Hanwha Energy Australia has tapped Azure Capital to find a like-minded investment partner for its shovel-ready solar and battery storage assets in NSW.
Street Talk understands the South Korean player has begun an investor search after nearly five years of work on its Australian assets. It wants to have a partner locked in by year-end, just in time for grid connections for the solar farms, sources said.
The portfolio includes three assets. The Gregadoo solar farm, which has a 65 megawatts capacity (on an alternating current basis), is located 8 kilometres from Wagga Wagga. About 120 kilometres from Gregadoo, Hanwha is ready to build a bigger 120-megawatt solar farm. It has development approval for a co-located 30-megawatt battery energy storage system. Lastly, there’s an option to acquire an interest in a 200-megawatt battery at Boiling Down.
Potential partners have been told Hanwha expects Gregadoo to receive an offer to connect in the September quarter, followed by Jindera in the December quarter. Notice to proceed for both would be squared off by March. In short, it’s done the grunt work and is ready to build the farms with a partner.
A highlight of the sell-side pitch is Hanwha’s electricity retaining arm Nectr, which will sign fixed-price offtakes to buy both solar farms’ entire output for the next 10 years.
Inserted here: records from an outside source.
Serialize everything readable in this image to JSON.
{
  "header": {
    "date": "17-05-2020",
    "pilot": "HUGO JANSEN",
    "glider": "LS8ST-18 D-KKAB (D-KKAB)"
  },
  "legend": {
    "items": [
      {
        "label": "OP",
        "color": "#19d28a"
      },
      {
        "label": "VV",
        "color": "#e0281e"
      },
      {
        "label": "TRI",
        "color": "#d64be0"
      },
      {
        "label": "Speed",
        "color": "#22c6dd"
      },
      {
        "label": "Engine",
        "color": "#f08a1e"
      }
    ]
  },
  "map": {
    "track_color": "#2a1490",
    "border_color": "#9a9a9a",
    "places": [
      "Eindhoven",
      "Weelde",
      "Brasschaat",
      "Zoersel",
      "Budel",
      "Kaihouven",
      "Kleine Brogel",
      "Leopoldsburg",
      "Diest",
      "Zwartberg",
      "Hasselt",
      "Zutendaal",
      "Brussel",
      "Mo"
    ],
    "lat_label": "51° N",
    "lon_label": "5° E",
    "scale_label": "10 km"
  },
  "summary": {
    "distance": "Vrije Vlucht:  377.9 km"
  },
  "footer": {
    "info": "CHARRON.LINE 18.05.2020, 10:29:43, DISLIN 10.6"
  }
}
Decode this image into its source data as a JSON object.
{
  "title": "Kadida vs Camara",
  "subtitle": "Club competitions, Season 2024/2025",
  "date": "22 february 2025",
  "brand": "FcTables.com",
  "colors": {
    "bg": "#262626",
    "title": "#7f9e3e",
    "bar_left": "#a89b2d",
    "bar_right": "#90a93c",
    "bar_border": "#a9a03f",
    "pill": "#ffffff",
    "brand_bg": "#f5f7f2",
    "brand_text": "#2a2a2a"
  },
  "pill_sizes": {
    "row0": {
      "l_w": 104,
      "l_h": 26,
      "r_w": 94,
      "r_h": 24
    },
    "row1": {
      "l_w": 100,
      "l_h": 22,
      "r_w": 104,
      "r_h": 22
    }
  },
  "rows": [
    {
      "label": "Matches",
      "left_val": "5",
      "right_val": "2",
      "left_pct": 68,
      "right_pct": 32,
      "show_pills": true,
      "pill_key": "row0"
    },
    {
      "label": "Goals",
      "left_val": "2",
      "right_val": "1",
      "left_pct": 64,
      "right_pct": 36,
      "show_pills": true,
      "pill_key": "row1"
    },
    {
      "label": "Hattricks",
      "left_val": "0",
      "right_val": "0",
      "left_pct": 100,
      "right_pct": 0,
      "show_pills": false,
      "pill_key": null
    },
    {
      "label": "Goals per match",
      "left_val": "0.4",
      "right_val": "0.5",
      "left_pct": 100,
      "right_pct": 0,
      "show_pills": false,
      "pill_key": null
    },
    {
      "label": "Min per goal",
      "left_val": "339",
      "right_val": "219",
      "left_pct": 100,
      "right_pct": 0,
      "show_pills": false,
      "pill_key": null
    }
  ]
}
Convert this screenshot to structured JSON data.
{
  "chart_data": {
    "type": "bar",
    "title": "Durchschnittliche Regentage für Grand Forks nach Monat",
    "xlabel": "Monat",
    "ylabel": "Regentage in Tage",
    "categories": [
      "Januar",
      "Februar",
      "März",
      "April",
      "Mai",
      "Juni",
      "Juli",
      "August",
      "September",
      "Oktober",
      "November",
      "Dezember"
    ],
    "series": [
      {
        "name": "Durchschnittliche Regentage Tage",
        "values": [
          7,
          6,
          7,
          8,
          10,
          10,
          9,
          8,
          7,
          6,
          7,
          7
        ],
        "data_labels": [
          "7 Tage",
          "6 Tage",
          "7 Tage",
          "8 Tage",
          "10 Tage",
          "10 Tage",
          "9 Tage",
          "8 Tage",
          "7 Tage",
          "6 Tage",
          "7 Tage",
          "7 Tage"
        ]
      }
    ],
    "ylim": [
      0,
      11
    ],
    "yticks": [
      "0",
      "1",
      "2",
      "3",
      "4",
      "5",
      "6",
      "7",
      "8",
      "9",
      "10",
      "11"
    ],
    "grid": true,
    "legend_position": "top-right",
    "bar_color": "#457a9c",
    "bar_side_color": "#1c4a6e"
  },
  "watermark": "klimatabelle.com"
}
Nectr already has 38,000 residential and commercial customers and is aiming to provide “energy as a platform service” by 2025. These power purchase agreements are guaranteed by Hanwha’s South Korean parent, making them “investment grade”.
Azure dealmakers also pointed out that the assets are ideally located: no grid risks, close to regional reference nodes, and primed to build sub-stations for grid connections less than a kilometre away from the sites. The flyer said all federal and state government approvals have been ticked off, long-term leases agreements have been signed, and talks with a top-tier contractor to start building are under way.
It flaunted Hanwha’s renewables credentials, which includes a 16-gigawatt global solar pipeline and in-house development expertise. And, of course, tyre kickers were reminded with coal-fired electricity on its way out – think Eraring’s closure slated for 2025 – fixed price contracts could help alleviate NSW’s exposure to volatile energy prices.
Azure is expected to run a traditional two-part process. An information memorandum and financial model would be available before first-round bids. Parties advancing to the second round would get access to detailed due diligence and management presentations.
It’s Street Talk’s second sighting of Hanwha on the local dealmaking scene this year. As previously reported, the company – among the seven largest conglomerates in South Korea – is among suitors circling listed shipbuilder Austal.
Hanwha’s solar portfolio has landed on the dealmaking circuit, on the back of a flurry of renewables transactions in which CWP Renewables, Spark Renewables and Wirsol Energy all changed hands. RBC Capital Markets is running a process for Alinta’s Victorian offshore wind project Spinifex; Macquarie Capital’s busy with LightSource BP’s $1 billion Aussie solar farms, and ICA Partners has been showing a renewables pipeline.